Menjalankan fungsi media massa sebagi
pendidik masyarakat sudah selayaknya kaum jurnalis yang mengisi media massa
memberikan pembelajaran yang baik untuk khalayaknya. Hal-hal yang bersifat
fundamental seperti verifikasi, riset, dan observasi adalah hal yang harus
dilakukan untuk mendukung setiap hal yang disampaikan.
Menurut Ary Gunawan Usis, seorang
pemerhati media yang juga mantan wartawan dalam artikelnya tentang pendidikan
jurnalisme di Koran Tempo(18/2) bahwa
“pendidikan jurnalisme dapat dianggap sebagai hulu dari proses pengembangan
pers dan jurnalisme yang bermutu”. Penulis sangat setuju dengan pendapat ini
karena menurut penulis, semua kesalahan yang terjadi atau kegagalan-kegagalan
media massa menampilkan tayangan atau memaparkan informasi yang tidak baik atau tidak cukup benar adalah karena kurangnya pendidikan
jurnalisme yang mereka punya.
Oleh sebab itu sangat dirasa penting
untuk memperdalam dan memperkuat pondasi dasar setiap pekerja jurnalisme dalam
hal ke jurnalistikan mereka. Namun, tidak hanya orang yang berlandaskan pendidikan
jurnalisme yang bergerak di dunia jurnalisme dan menghasilkan karya-karya
jurnalistik yang bagus. Wartawan atau reporter televisi tidak semuanya memilki
dasar jurnalistik. Banyak dari jurnalis Indonesia yang pendidikan dasarnya
bukan berasal dari jurnalistik, tapi dari berbagai macam disiplin ilmu.
Seharusnya bisa dikatakan bahwa semua
isi siaran di berbagai media massa adalah tanggung jawab para lulusan dengan
ilmu yangs sesuai dengan hal tersebut, seperti para sarjana ilmu komunikasi.

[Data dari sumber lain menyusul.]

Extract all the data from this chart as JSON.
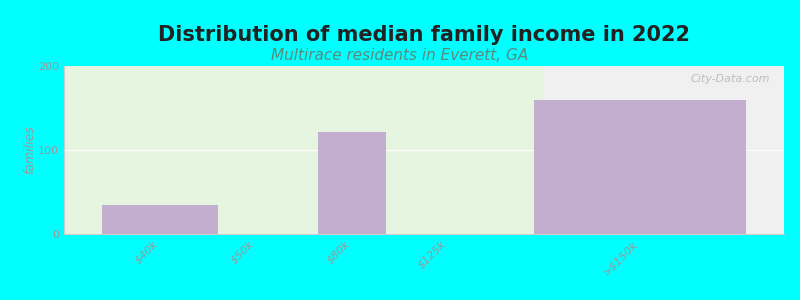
{
  "title": "Distribution of median family income in 2022",
  "subtitle": "Multirace residents in Everett, GA",
  "categories": [
    "$40k",
    "$50k",
    "$80k",
    "$125k",
    ">$150k"
  ],
  "values": [
    35,
    0,
    122,
    0,
    160
  ],
  "bar_color": "#c4aed0",
  "bar_positions": [
    1,
    2,
    3,
    4,
    6
  ],
  "bar_widths": [
    1.2,
    0.5,
    0.7,
    0.5,
    2.2
  ],
  "ylabel": "families",
  "ylim": [
    0,
    200
  ],
  "yticks": [
    0,
    100,
    200
  ],
  "xlim": [
    0.0,
    7.5
  ],
  "background_color": "#00FFFF",
  "plot_bg_color_left": "#e6f5e0",
  "plot_bg_color_right": "#f0f0f0",
  "bg_split_x": 5.0,
  "title_fontsize": 15,
  "subtitle_fontsize": 11,
  "subtitle_color": "#5a8a7a",
  "watermark": "City-Data.com"
}
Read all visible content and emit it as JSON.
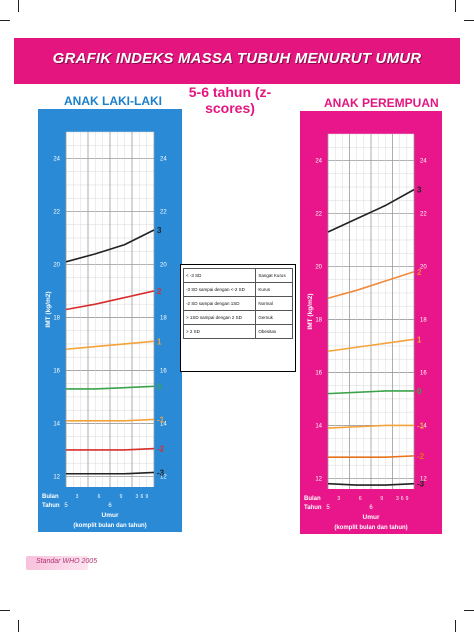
{
  "header": {
    "title": "GRAFIK INDEKS MASSA TUBUH MENURUT UMUR",
    "subtitle": "5-6 tahun (z-scores)"
  },
  "footer": {
    "source": "Standar WHO 2005"
  },
  "legend": {
    "rows": [
      {
        "range": "< -3 SD",
        "status": "Sangat Kurus"
      },
      {
        "range": "-3 SD sampai dengan <-2 SD",
        "status": "Kurus"
      },
      {
        "range": "-2 SD sampai dengan 1SD",
        "status": "Normal"
      },
      {
        "range": "> 1SD sampai dengan 2 SD",
        "status": "Gemuk"
      },
      {
        "range": "> 2 SD",
        "status": "Obesitas"
      }
    ]
  },
  "colors": {
    "banner": "#e5157f",
    "boys_panel": "#2a8ad6",
    "girls_panel": "#e8168a"
  },
  "chart_data": [
    {
      "type": "line",
      "title": "ANAK LAKI-LAKI",
      "ylabel": "IMT (kg/m2)",
      "xlabel": "Umur",
      "xlabel_sub": "(komplit bulan dan tahun)",
      "xaxis_row_labels": [
        "Bulan",
        "Tahun"
      ],
      "month_ticks": [
        "3",
        "6",
        "9",
        "3",
        "6",
        "9"
      ],
      "year_ticks": [
        "5",
        "6"
      ],
      "x_range_months": [
        60,
        72
      ],
      "ylim": [
        11.6,
        25
      ],
      "y_ticks": [
        "12",
        "14",
        "16",
        "18",
        "20",
        "22",
        "24"
      ],
      "grid": true,
      "series": [
        {
          "name": "3",
          "color": "#222222",
          "x": [
            60,
            64,
            68,
            72
          ],
          "y": [
            20.1,
            20.4,
            20.75,
            21.3
          ]
        },
        {
          "name": "2",
          "color": "#d82d2d",
          "x": [
            60,
            64,
            68,
            72
          ],
          "y": [
            18.3,
            18.5,
            18.75,
            19.0
          ]
        },
        {
          "name": "1",
          "color": "#f4a23a",
          "x": [
            60,
            64,
            68,
            72
          ],
          "y": [
            16.8,
            16.9,
            17.0,
            17.1
          ]
        },
        {
          "name": "0",
          "color": "#3aa34a",
          "x": [
            60,
            64,
            68,
            72
          ],
          "y": [
            15.3,
            15.3,
            15.35,
            15.4
          ]
        },
        {
          "name": "-1",
          "color": "#f4a23a",
          "x": [
            60,
            64,
            68,
            72
          ],
          "y": [
            14.1,
            14.1,
            14.1,
            14.15
          ]
        },
        {
          "name": "-2",
          "color": "#d82d2d",
          "x": [
            60,
            64,
            68,
            72
          ],
          "y": [
            13.0,
            13.0,
            13.0,
            13.05
          ]
        },
        {
          "name": "-3",
          "color": "#222222",
          "x": [
            60,
            64,
            68,
            72
          ],
          "y": [
            12.1,
            12.1,
            12.1,
            12.15
          ]
        }
      ]
    },
    {
      "type": "line",
      "title": "ANAK PEREMPUAN",
      "ylabel": "IMT (kg/m2)",
      "xlabel": "Umur",
      "xlabel_sub": "(komplit bulan dan tahun)",
      "xaxis_row_labels": [
        "Bulan",
        "Tahun"
      ],
      "month_ticks": [
        "3",
        "6",
        "9",
        "3",
        "6",
        "9"
      ],
      "year_ticks": [
        "5",
        "6"
      ],
      "x_range_months": [
        60,
        72
      ],
      "ylim": [
        11.6,
        25
      ],
      "y_ticks": [
        "12",
        "14",
        "16",
        "18",
        "20",
        "22",
        "24"
      ],
      "grid": true,
      "series": [
        {
          "name": "3",
          "color": "#222222",
          "x": [
            60,
            64,
            68,
            72
          ],
          "y": [
            21.3,
            21.8,
            22.3,
            22.9
          ]
        },
        {
          "name": "2",
          "color": "#f08a3c",
          "x": [
            60,
            64,
            68,
            72
          ],
          "y": [
            18.8,
            19.1,
            19.45,
            19.8
          ]
        },
        {
          "name": "1",
          "color": "#f4a23a",
          "x": [
            60,
            64,
            68,
            72
          ],
          "y": [
            16.8,
            16.95,
            17.1,
            17.25
          ]
        },
        {
          "name": "0",
          "color": "#3aa34a",
          "x": [
            60,
            64,
            68,
            72
          ],
          "y": [
            15.2,
            15.25,
            15.3,
            15.3
          ]
        },
        {
          "name": "-1",
          "color": "#f4a23a",
          "x": [
            60,
            64,
            68,
            72
          ],
          "y": [
            13.9,
            13.95,
            14.0,
            14.0
          ]
        },
        {
          "name": "-2",
          "color": "#e8731c",
          "x": [
            60,
            64,
            68,
            72
          ],
          "y": [
            12.8,
            12.8,
            12.8,
            12.85
          ]
        },
        {
          "name": "-3",
          "color": "#222222",
          "x": [
            60,
            64,
            68,
            72
          ],
          "y": [
            11.8,
            11.75,
            11.75,
            11.8
          ]
        }
      ]
    }
  ]
}
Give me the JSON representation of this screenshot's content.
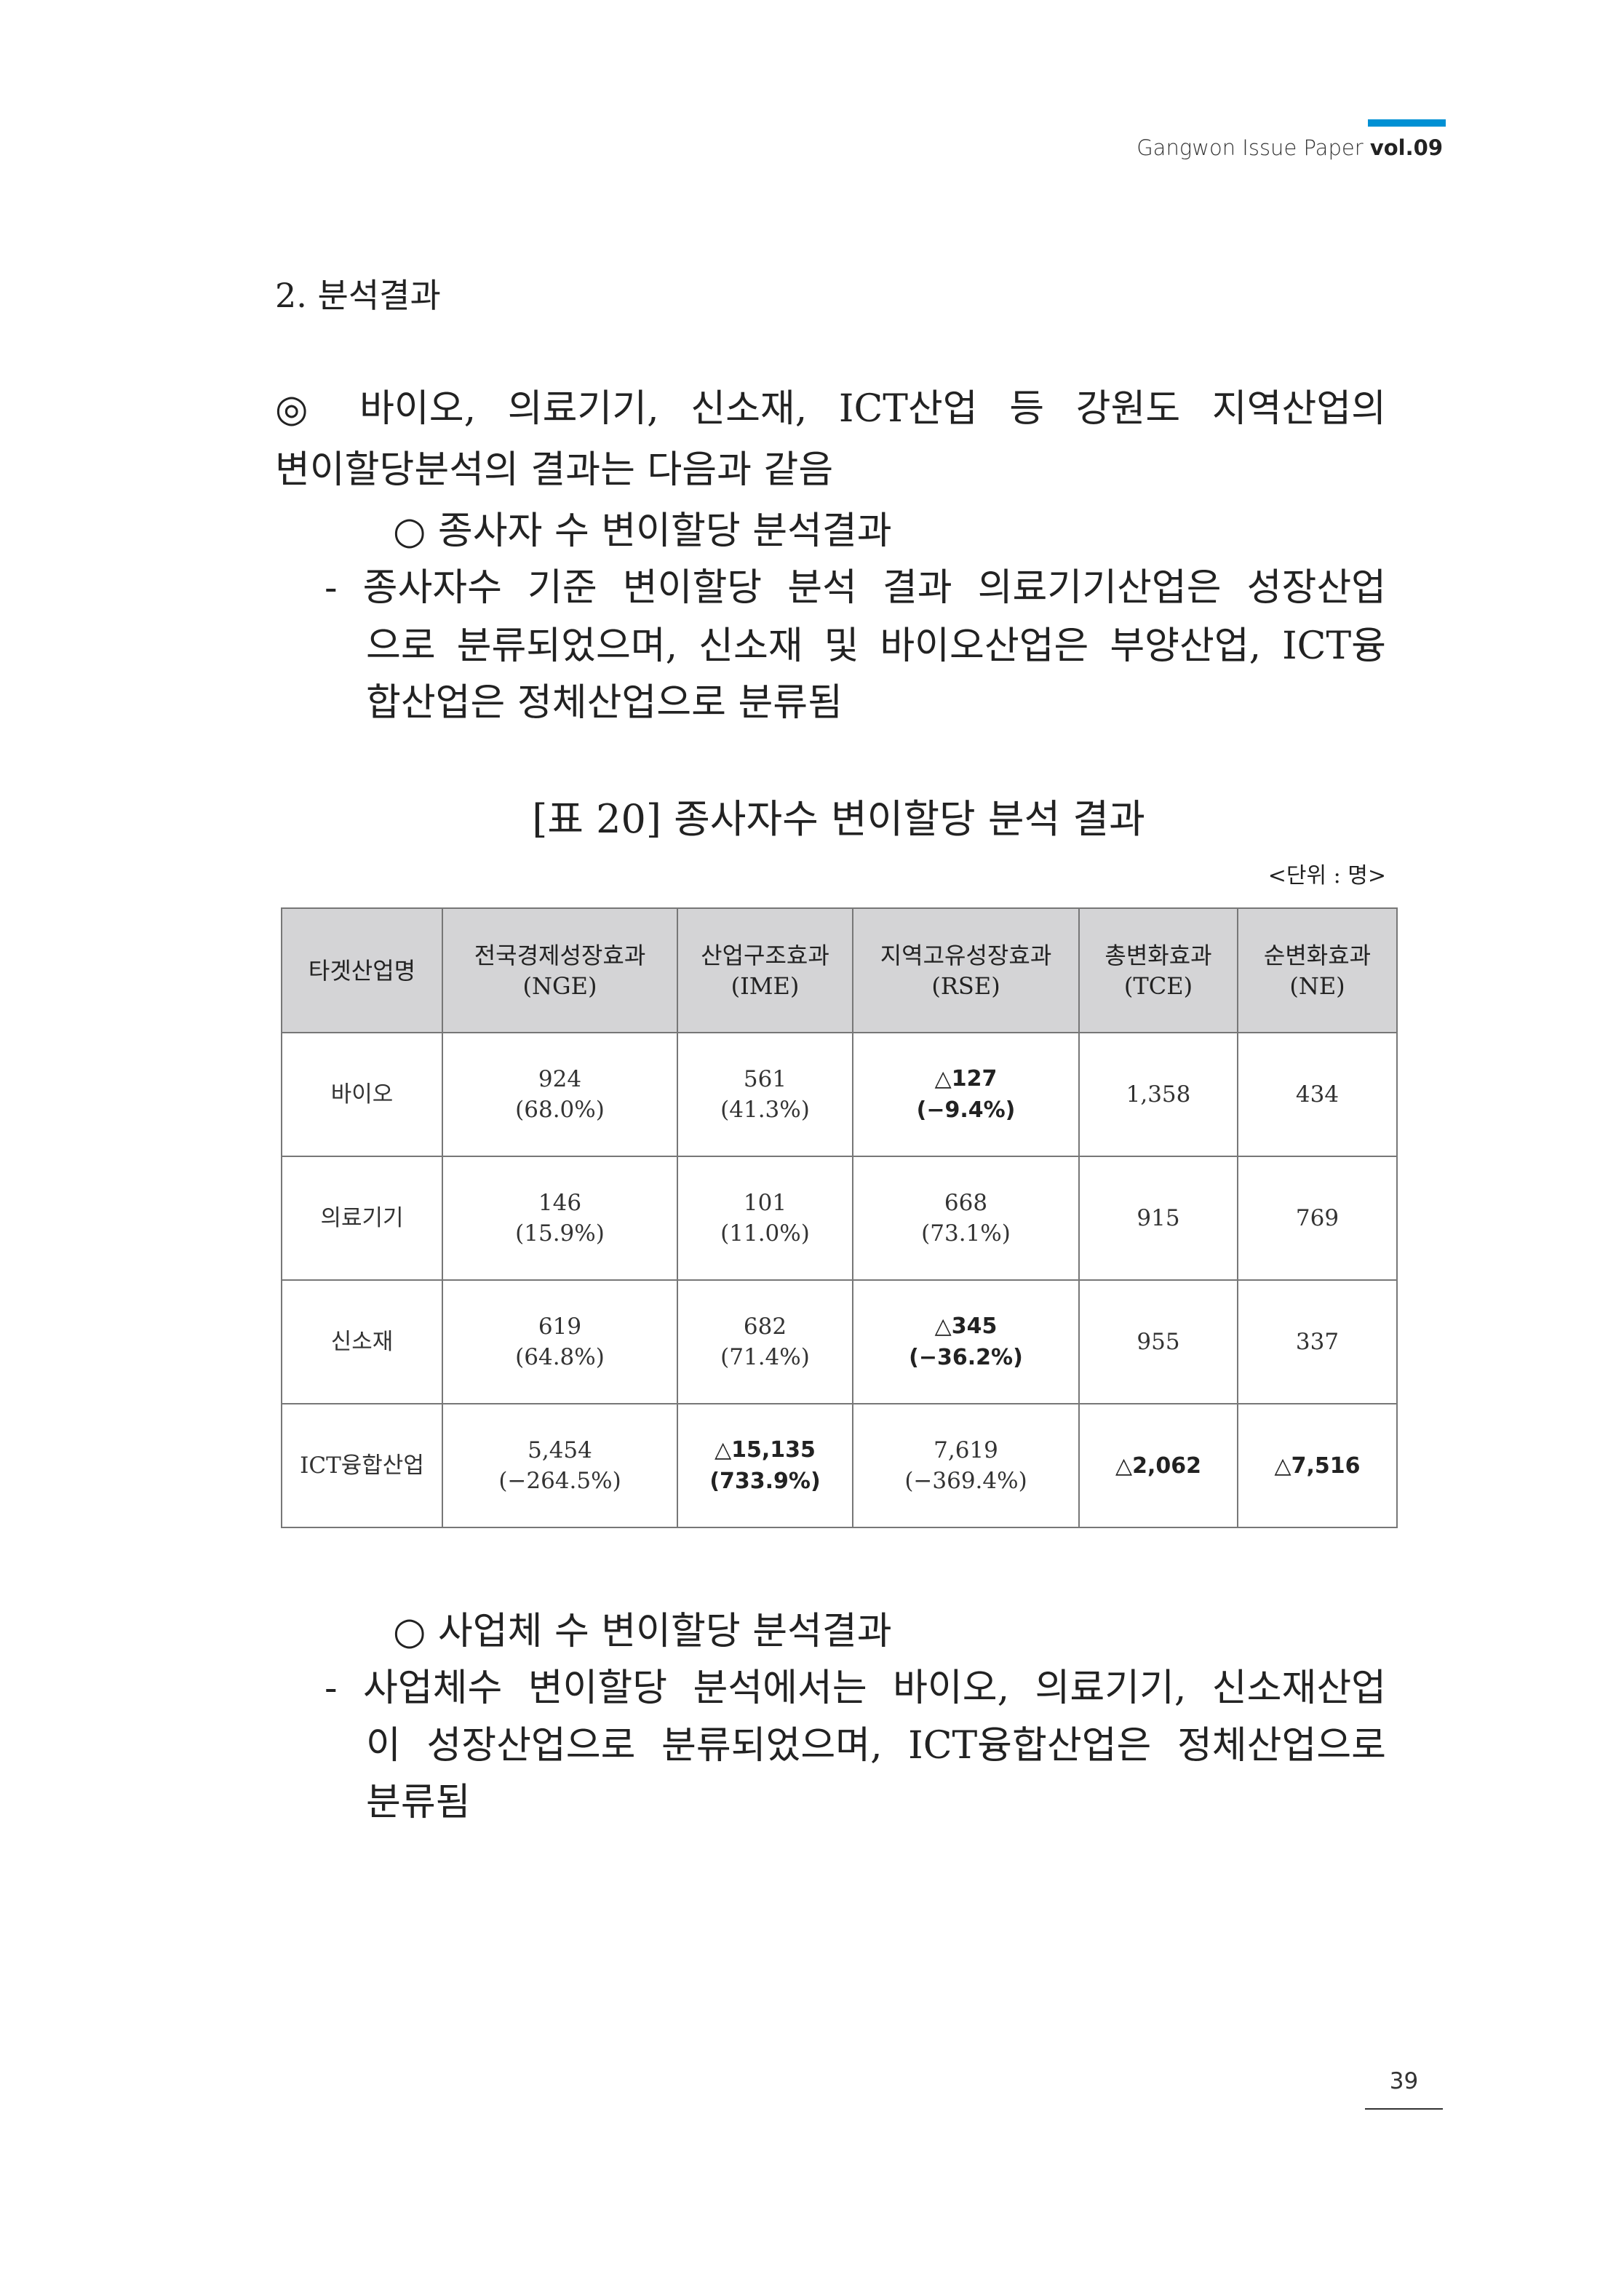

Menurut beberapa alumni fakultas ilmu komunikasi di salah satu universitas di
Kota Bandung yang penulis temui, pendidikan yang ada di bangku kuliah dengan
fakta di lapangan ketika bekerja di dunia jurnalistik sangat terasa berbeda.
Mengenai perbedaan yang terjadi di
bangku kuliah dan di lapangan menurut penulis merupakan hal yang harus sangat
diperhatikan oleh lembaga pendidikan jurnalisme. Untuk menghasilkan sumber daya
berkualitas di lapangan , dibutuhkan pengetahuan mengenai lapangan secara
jelas. Jangan sampai apa yang dijelaskan di bangku kuliah malah berlawanan
dengan apa yang terjadi di lapangan. Hal ini juga merupakan faktor penyebab
tidak berkualitasnya karya jurnalistik yang dihasilkan. Kebanyakan hanya mengejar
kecepatan dan mengabaikan ketepatan.
UNESCO telah membuat sebuah panduan
untuk pendidikan jurnalistik. Dalam panduan tersebut dikatakan bahwa dalam
melakukan pendidikan jurnalisme harus diperhatikan tiga poros utama. Poros
pertama adalah poros yang mengajarkan norma, nilai, perangkat , standar, dan
praktik jurnalisme. Poros kedua menekankan pada aspek-aspek sosial, budaya,
politik, ekonomi, hukum dan etika dari praktik jurnalisme , baik di dalam
negeri maupun di luar negeri. Adapaun poros ketiga terdiri atas pengetahuan
umum mengenai dunia dan tantangan intelektual dalam dunia jurnalisme.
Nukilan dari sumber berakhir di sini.